1. Related rate of change problem. Help please

Chris, who is 6 feet tall, is walking away from a street light pole 30 deet high at a rate of 2 feet per second.

a. How fast is his shadow increasing in length when chris is 24ft from the pole? 30 feet? -- I already found that to be 1/2 ft per sec.

b. How fast is the tip of his shadow moving?

c. To follow the tip of his shadow, at what angular rate must Chris be lifting his eyes when his shadow is 6ft long?

2. Hello, cedwards08!

Chris, who is 6 feet tall, is walking away from a street light pole 30 feet high
at a rate of 2 ft/sec. .$\displaystyle {\color{blue}\frac{dx}{dt} = 2 \text{ ft/sec}}$

a. How fast is his shadow increasing in length when Chris is 24 ft from the pole? 30 feet?
Code:
      *
|   *
|       *
30 |       |   *
|      6|       *
|       |           *
*-------*---------------*
: - x - : - - - s - - - :

From the similar right triangles: .$\displaystyle \frac{s}{6} \:=\:\frac{x+s}{30} \quad\Rightarrow\quad s \:=\:\frac{1}{4}x$

Differentiate with respect to time: .$\displaystyle \frac{ds}{dt} \;=\;\frac{1}{4}\left(\frac{dx}{dt}\right)$

Therefore: .$\displaystyle \frac{ds}{dt} \:=\:\frac{1}{4}(2) \:=\:\frac{1}{2}\text{ ft/sec}$ always.

b. How fast is the tip of his shadow moving?
Code:
      *
|   *
|       *
30 |       |   *
|      6|       *
|   x   |    y-x    *
*-------*---------------*
: - - - - - y - - - - - :

We have: .$\displaystyle \frac{y}{30} \:=\:\frac{y-x}{6} \quad\Rightarrow\quad y \:=\:\frac{5}{4}x$

Differentiate with respect to time: .$\displaystyle \frac{dy}{dt} \;=\;\frac{5}{4}\left(\frac{dx}{dt}\right)$

Therefore: .$\displaystyle \frac{dy}{dt} \;=\;\frac{5}{4}(2) \;=\;\frac{5}{2}\text{ ft/sec}$ always.

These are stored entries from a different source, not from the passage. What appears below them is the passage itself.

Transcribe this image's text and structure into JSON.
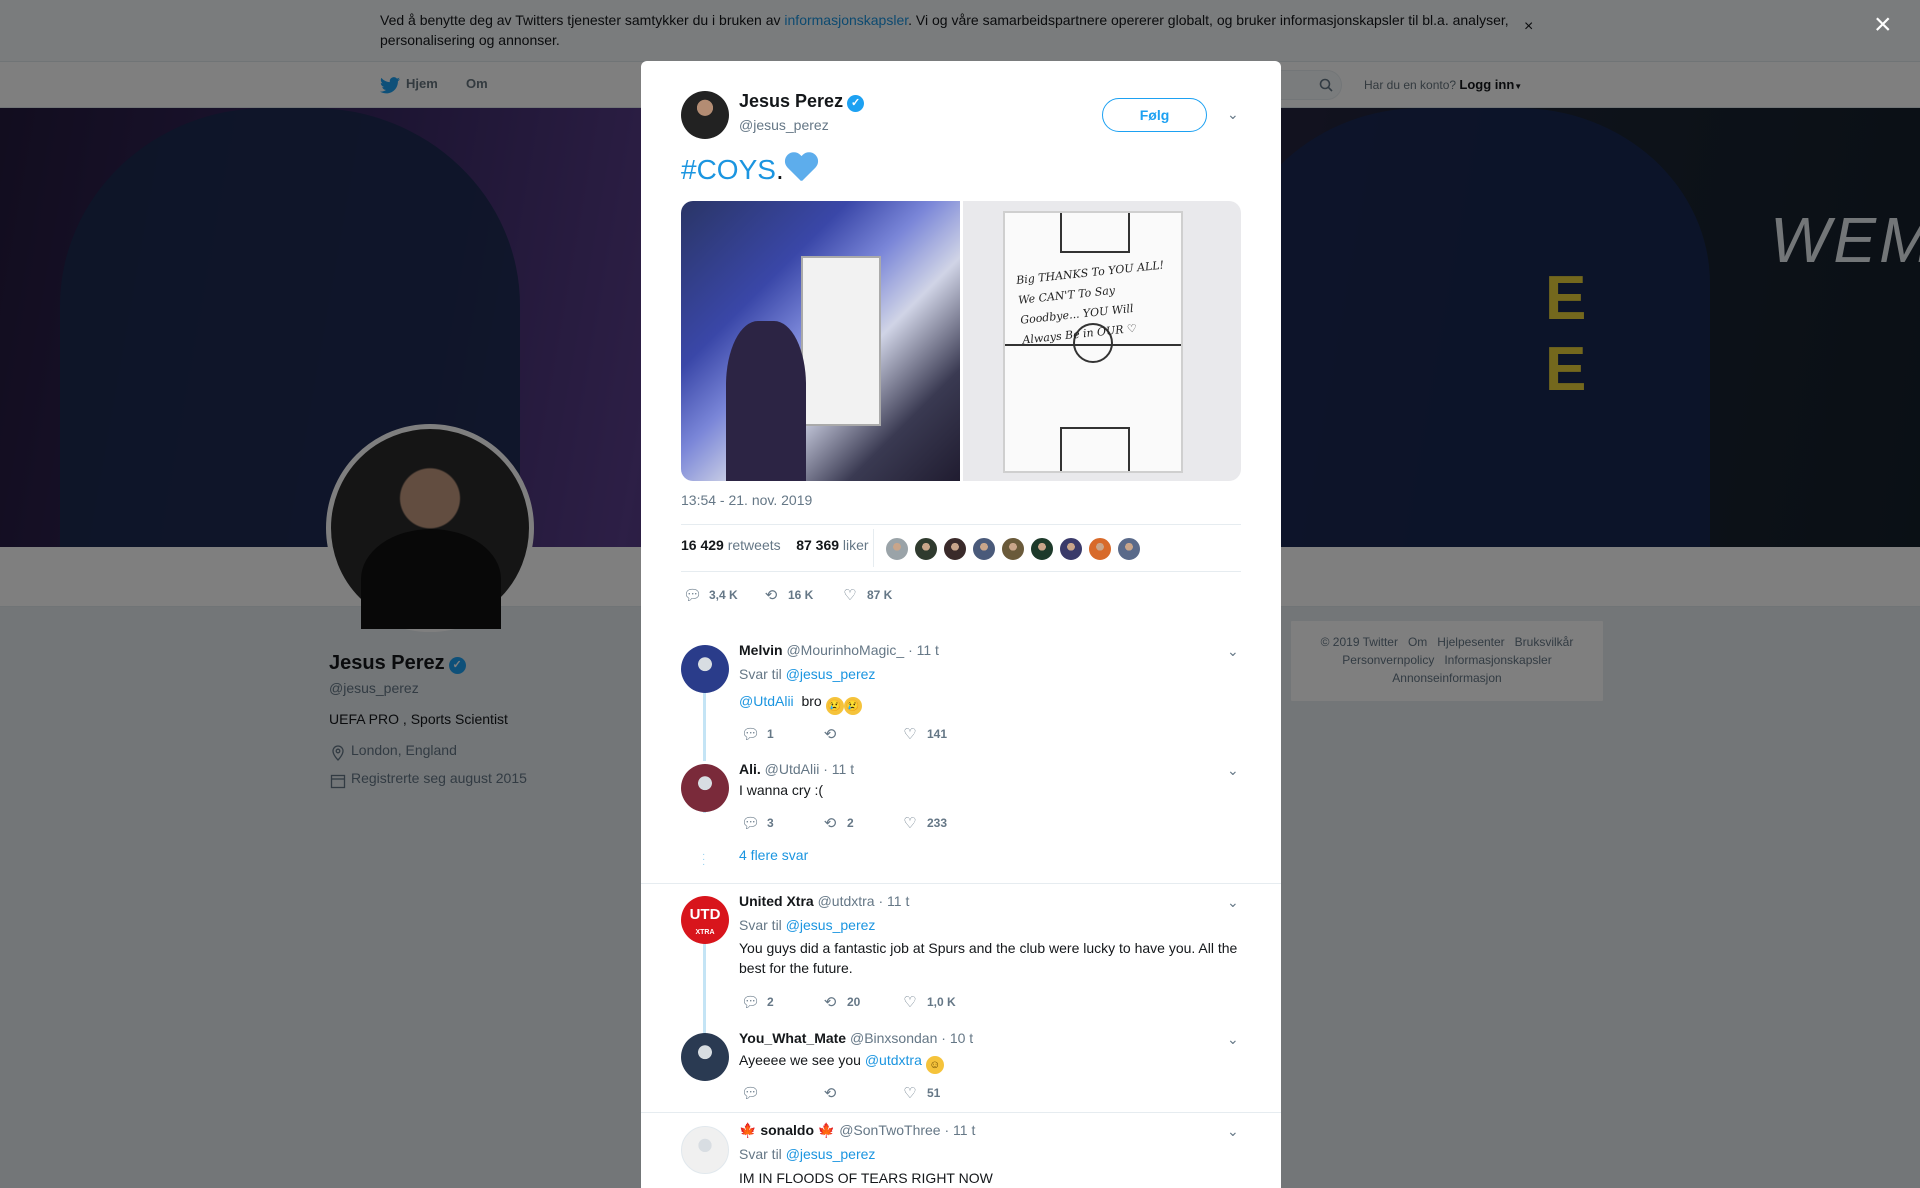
{
  "cookie": {
    "text_before": "Ved å benytte deg av Twitters tjenester samtykker du i bruken av ",
    "link": "informasjonskapsler",
    "text_after": ". Vi og våre samarbeidspartnere opererer globalt, og bruker informasjonskapsler til bl.a. analyser, personalisering og annonser.",
    "close": "×"
  },
  "nav": {
    "home": "Hjem",
    "about": "Om",
    "login_question": "Har du en konto?",
    "login": "Logg inn"
  },
  "profile": {
    "name": "Jesus Perez",
    "handle": "@jesus_perez",
    "bio": "UEFA PRO , Sports Scientist",
    "location": "London, England",
    "joined": "Registrerte seg august 2015"
  },
  "footer": {
    "row1": [
      "© 2019 Twitter",
      "Om",
      "Hjelpesenter",
      "Bruksvilkår"
    ],
    "row2": [
      "Personvernpolicy",
      "Informasjonskapsler"
    ],
    "row3": [
      "Annonseinformasjon"
    ]
  },
  "modal": {
    "close": "×",
    "author_name": "Jesus Perez",
    "author_handle": "@jesus_perez",
    "follow": "Følg",
    "hashtag": "#COYS",
    "text_after": ".",
    "board_text": "Big THANKS To YOU ALL! We CAN'T To Say Goodbye... YOU Will Always Be in OUR ♡",
    "timestamp": "13:54 - 21. nov. 2019",
    "retweets_count": "16 429",
    "retweets_label": "retweets",
    "likes_count": "87 369",
    "likes_label": "liker",
    "actions": {
      "replies": "3,4 K",
      "retweets": "16 K",
      "likes": "87 K"
    },
    "liker_colors": [
      "#9aa3a8",
      "#2f3a2e",
      "#3a2a2a",
      "#4a5a7a",
      "#6a5a3a",
      "#1d3a2a",
      "#3a3a6a",
      "#d86a2a",
      "#5a6a8a"
    ]
  },
  "replies": [
    {
      "name": "Melvin",
      "handle": "@MourinhoMagic_",
      "time": "· 11 t",
      "to_label": "Svar til",
      "to": "@jesus_perez",
      "mention": "@UtdAlii",
      "text": "bro",
      "emojis": [
        "😢",
        "😢"
      ],
      "counts": {
        "replies": "1",
        "retweets": "",
        "likes": "141"
      },
      "avatar_color": "#2a3c8a"
    },
    {
      "name": "Ali.",
      "handle": "@UtdAlii",
      "time": "· 11 t",
      "text": "I wanna cry :(",
      "counts": {
        "replies": "3",
        "retweets": "2",
        "likes": "233"
      },
      "avatar_color": "#7a2a3a"
    },
    {
      "more": "4 flere svar"
    },
    {
      "name": "United Xtra",
      "handle": "@utdxtra",
      "time": "· 11 t",
      "to_label": "Svar til",
      "to": "@jesus_perez",
      "text": "You guys did a fantastic job at Spurs and the club were lucky to have you. All the best for the future.",
      "counts": {
        "replies": "2",
        "retweets": "20",
        "likes": "1,0 K"
      },
      "avatar_color": "#d8151c",
      "avatar_text": "UTD",
      "avatar_subtext": "XTRA"
    },
    {
      "name": "You_What_Mate",
      "handle": "@Binxsondan",
      "time": "· 10 t",
      "text": "Ayeeee we see you",
      "mention": "@utdxtra",
      "counts": {
        "replies": "",
        "retweets": "",
        "likes": "51"
      },
      "avatar_color": "#2a3a52"
    },
    {
      "name": "sonaldo",
      "name_flag": "🍁",
      "handle": "@SonTwoThree",
      "time": "· 11 t",
      "to_label": "Svar til",
      "to": "@jesus_perez",
      "text": "IM IN FLOODS OF TEARS RIGHT NOW",
      "avatar_color": "#f0f0f0"
    }
  ]
}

c. To follow the tip of his shadow, at what angular rate must Chris
be lifting his eyes when his shadow is 6ft long?
Code:
      *
|   *
|       * - - - - -
30 |       |   *   θ
|      6|       *
|       |       θ   *
*-------*---------------*
: - x - : - - - s - - - :

We have: .$\displaystyle \tan\theta \:=\:\frac{6}{s} \quad\Rightarrow\quad \tan\theta \:=\:6s^{-1}$

Differentiate with respect to time: .$\displaystyle \sec^2\!\theta\left(\frac{d\theta}{dt}\right) \:=\:-6s^{-2}\left(\frac{ds}{dt}\right)$

. . and we have: .$\displaystyle \frac{d\theta}{dt} \;=\;-\frac{6}{s^2}\cos^2\theta\left(\frac{ds}{dt}\right )$ .[1]

We are given: .$\displaystyle s = 6$

From (a), we have: .$\displaystyle \frac{ds}{dt} = \frac{1}{2}$

When $\displaystyle s = 6$, the right triangle is isosceles.

. . Hence: .$\displaystyle \theta = \frac{\pi}{4}\;\;\text{ and }\cos\frac{\pi}{4} = \frac{1}{\sqrt{2}}$

Substitute into [1]: .$\displaystyle \frac{d\theta}{dt} \;=\;-\frac{6}{6^2}\left(\frac{1}{\sqrt{2}}\right)^2\lef t(\frac{1}{2}\right) \;=\;-\frac{1}{24}$

Therefore, Chris should raise his eyes at the rate of $\displaystyle \frac{1}{24}$ radians/sec.